What Christian found was telling: there was no mandate to consolidate and use an ECM, nor was there proper staffing or planning to support a successful project. The result was that users were skirting around the system using email or cloud-based systems to store documents. Sensitive student records were not managed well, and finding documents was a big hassle.
Criticality of Executive Mandates and Information Architecture
His recommendations were logical and to the point. Get executive sponsorship, mandate the use of the system, and then start by constructing an information architecture (IA) that consists of a taxonomy, file plan, and retention/disposition schedule for the managed content. There are a lot of other well thought-out steps advised, but the most important ones beyond the executive mandates are the design of a real IA. Without that, documents continue to be difficult to find, and there is continued risk of mismanagement of sensitive records.
The university is tasked with not only understanding their documents to arrive at the necessary classifications and associated data, but they have to bottle the email and cloud storage genie and include discovery and management of those documents too.

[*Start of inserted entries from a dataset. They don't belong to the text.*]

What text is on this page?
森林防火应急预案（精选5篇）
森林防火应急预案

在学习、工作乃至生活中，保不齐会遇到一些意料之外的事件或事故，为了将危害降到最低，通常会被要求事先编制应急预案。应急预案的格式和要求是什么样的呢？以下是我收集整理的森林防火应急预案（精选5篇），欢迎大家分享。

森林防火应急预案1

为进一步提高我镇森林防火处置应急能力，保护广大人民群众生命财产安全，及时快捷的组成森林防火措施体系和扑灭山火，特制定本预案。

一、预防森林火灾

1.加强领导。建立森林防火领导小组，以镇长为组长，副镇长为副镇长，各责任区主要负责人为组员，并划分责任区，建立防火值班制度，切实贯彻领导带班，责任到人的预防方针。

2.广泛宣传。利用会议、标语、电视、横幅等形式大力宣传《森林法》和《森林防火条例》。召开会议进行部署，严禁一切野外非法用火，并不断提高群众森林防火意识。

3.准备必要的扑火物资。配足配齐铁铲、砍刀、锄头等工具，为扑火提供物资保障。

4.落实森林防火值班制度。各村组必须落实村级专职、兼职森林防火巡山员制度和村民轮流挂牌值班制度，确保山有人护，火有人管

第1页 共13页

So now what?
Uniform Metadata and Consistent Policies
This story is unfortunately one that can be retold hundreds if not thousands of times by organizations that adopt ECM software without a real understanding of the underlying needs. The result is that documents are stored in various systems without uniform metadata and without consistent policies. How do you do a midcourse correction? In most cases, pushing the reset button involves countless hours of manual review of documents and recoding of metadata. This is a costly and error prone process that document classification was meant to solve.
IA Prerequisites: Document Clustering and Classification
A suggestion is to make document clustering and classification a prerequisite of the IA process – basically process all known documents wherever they are through a system that can automate the grouping of them. From there, SMEs can focus on the document groups that are most important and develop an IA that is targeted. Once the identified hierarchies and metadata are established for each document group, automated classification can again be used to sort and describe each document without manually reviewing each one. Sounds magical, doesn’t it? It’s not. Below is a link to our ebook on document classification that describes this magical technology from a practical standpoint in order to provide you with an insider’s view of what the main capabilities are and how they can be applied.
With document clustering and classification, organizations can more easily and efficiently push the reset button to not only improve findability and information governance, but make document-based information support new initiatives to grow business.